Negli atenei. Ricambio generazionale più difficile 
LA MOTIVAZIONE L’esclusione dei docenti dalla proroga biennale concessa ai dipendenti pubblici viola il principio di uguaglianza 
I docenti universitari possono chiedere di restare in servizio, come gli altri dipendenti pubblici, per un biennio dopo il raggiungimento dei requisiti pensionistici. Così la Corte costituzionale con la sentenza n. 83 del 6 maggio scorso, che dà un brutto colpo alle speranze di rinnovamento nelle Università, anche per il messaggio indiretto che manda al sistema.
La vicenda nasce su iniziativa del Consiglio di Stato che, nel corso di un giudizio riguardante un professore universitario, ha promosso un giudizio per verificare la legittimità costituzionale dell’articolo 25 della legge 240 del 30 dicembre 2010.
Questa norma – sotto la rubrica “Collocamento a riposo dei professori e dei ricercatori” – esonera i professori e i ricercatori universitari dall’applicazione dell’articolo 16 del decreto legislativo 503 del 30 dicembre 1992, che dà facoltà ai dipendenti civili dello Stato e degli enti pubblici non economici di restare al lavoro per un periodo massimo di un biennio oltre i limiti di età previsti per il collocamento in pensione.
La disposizione, quindi, esclude i professori universitari dalla possibilità di restare in servizio per altri due anni, dopo la data di raggiungimento dei requisiti pensionistici; la finalità di questa esclusione è quella di favorire l’accesso all’insegnamento universitario dei docenti più giovani.
Contro questa norma, il Consiglio di Stato ha sollevato il dubbio circa il possibile contrasto con gli articoli 3, 33 e 97 della Costituzione, in quanto la deroga introdotta per i professori rispetto alla disciplina generale sarebbe irragionevole, perché non sorretta da adeguata ragione giustificatrice, e, comunque, sproporzionata rispetto alla finalità perseguita.
Sempre secondo il Consiglio di Stato, la norma sarebbe lesiva sia del principio di buon andamento dell’azione amministrativa (articolo 97 della Costituzione), sia del principio dell’autonomia universitaria (articolo 33, sesto comma, Costituzione), nella misura in cui priva le università di ogni potere di valutazione in ordine alla possibilità di accogliere le istanze di trattenimento in servizio presentate dal personale docente, anche qualora tale prolungamento risulti funzionale a specifiche esigenze organizzative, didattiche o di ricerca.
La Corte Costituzionale considera fondate le questioni, ritenendo del irragionevole – e quindi contraria all’articolo 3 della Carta – l’esclusione della facoltà di concedere la proroga biennale a professori e ricercatori universitari.
A tale proposito, la Corte evidenzia che la norma non è sorretta da ragioni idonee a giustificare, per la sola categoria dei professori e ricercatori universitari, l’esclusione dalla possibilità di avvalersi del trattenimento in servizio previsto per gli altri lavoratori. La Corte esclude che tale ragioni possa consistere nelle esigenze di contenimento finanziario e razionalizzazione della spesa pubblica, in quanto la norma interessa un settore professionale numericamente ristretto, perciò inidoneo a produrre significative ricadute sulla finanza pubblica, e comunque preclude alle amministrazione la possibilità di utilizzare esperienze professionali ancora valide.

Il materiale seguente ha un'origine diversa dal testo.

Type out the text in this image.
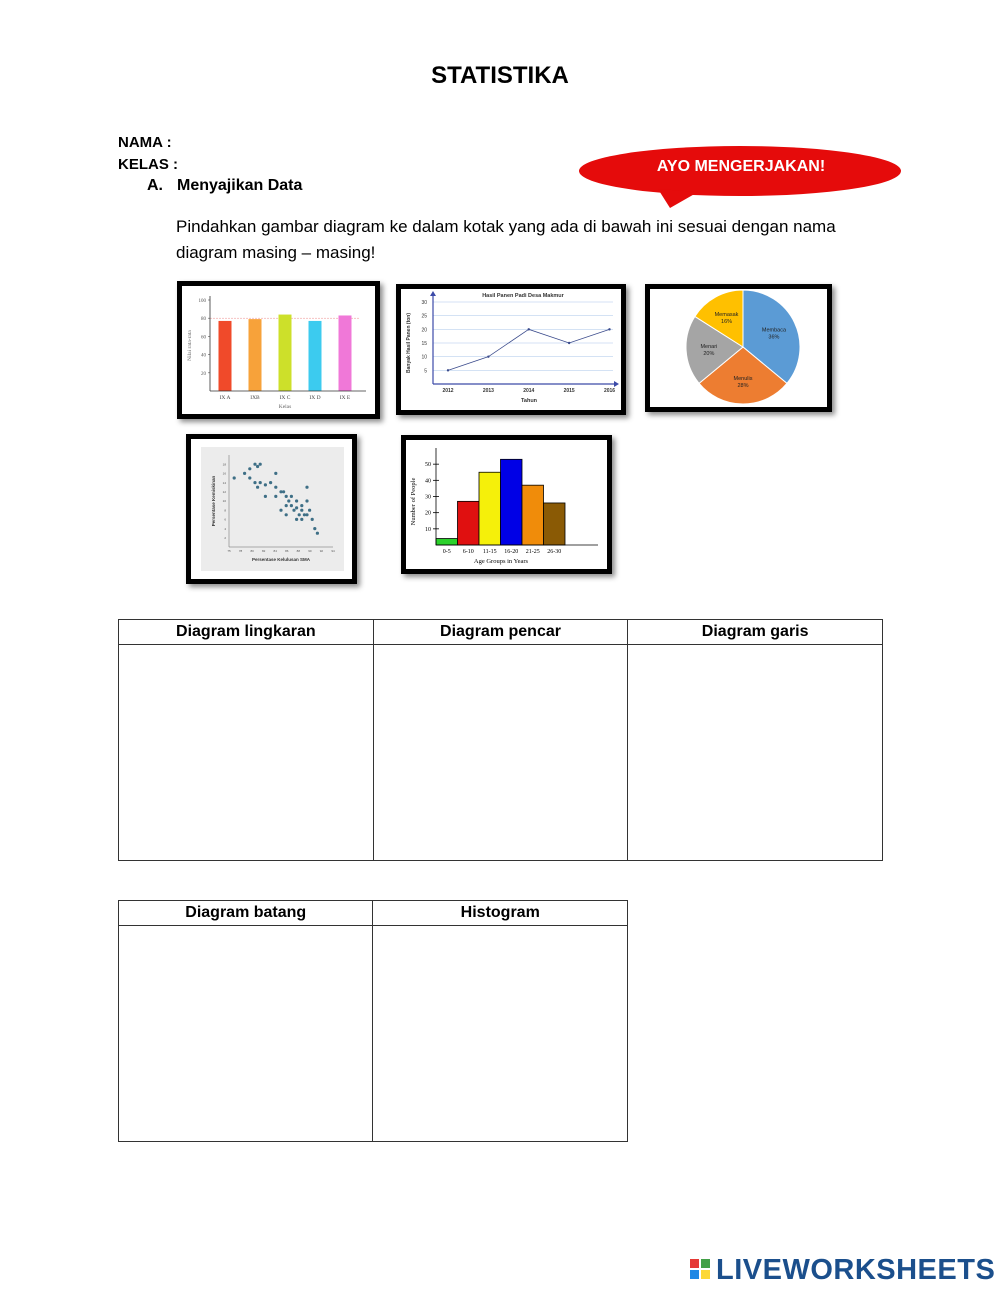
STATISTIKA
NAMA :
KELAS :	AYO MENGERJAKAN!
A. Menyajikan Data
Pindahkan gambar diagram ke dalam kotak yang ada di bawah ini sesuai dengan nama diagram masing – masing!
20
40
60
80
100
IX A	IXB	IX C	IX D	IX E
Kelas
Nilai rata-rata
Hasil Panen Padi Desa Makmur
5
10
15
20
25
30
2012	2013	2014	2015	2016
Tahun
Banyak Hasil Panen (ton)	Membaca
36%
Menulis
28%
Menari
20%
Memasak
16%
2
4
6
8
10
12
14
16
18
75	78	80	82	84	86	88	90	92	94
Persentase Kelulusan SMA
Persentase Kemiskinan
0-5 6-10 11-15 16-20 21-25 26-30
10
20
30
40
50
Age Groups in Years
Number of People
Diagram lingkaran	Diagram pencar	Diagram garis

Diagram batang	Histogram

LIVEWORKSHEETS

Infine, la Corte osserva che la norma non può trovare giustificazione neanche sull’interesse al ricambio generazionale del personale docente, in quanto questo deve essere bilanciato con l’esigenza di mantenere in servizio docenti in grado di dare un positivo contributo per la particolare esperienza professionale acquisita. Questo passaggio della sentenza farà molto discutere, in quanto sminuisce l’importanza del tema del ricambio generazionale che invece, non solo nelleuniversità, dovrebbe essere prioritario.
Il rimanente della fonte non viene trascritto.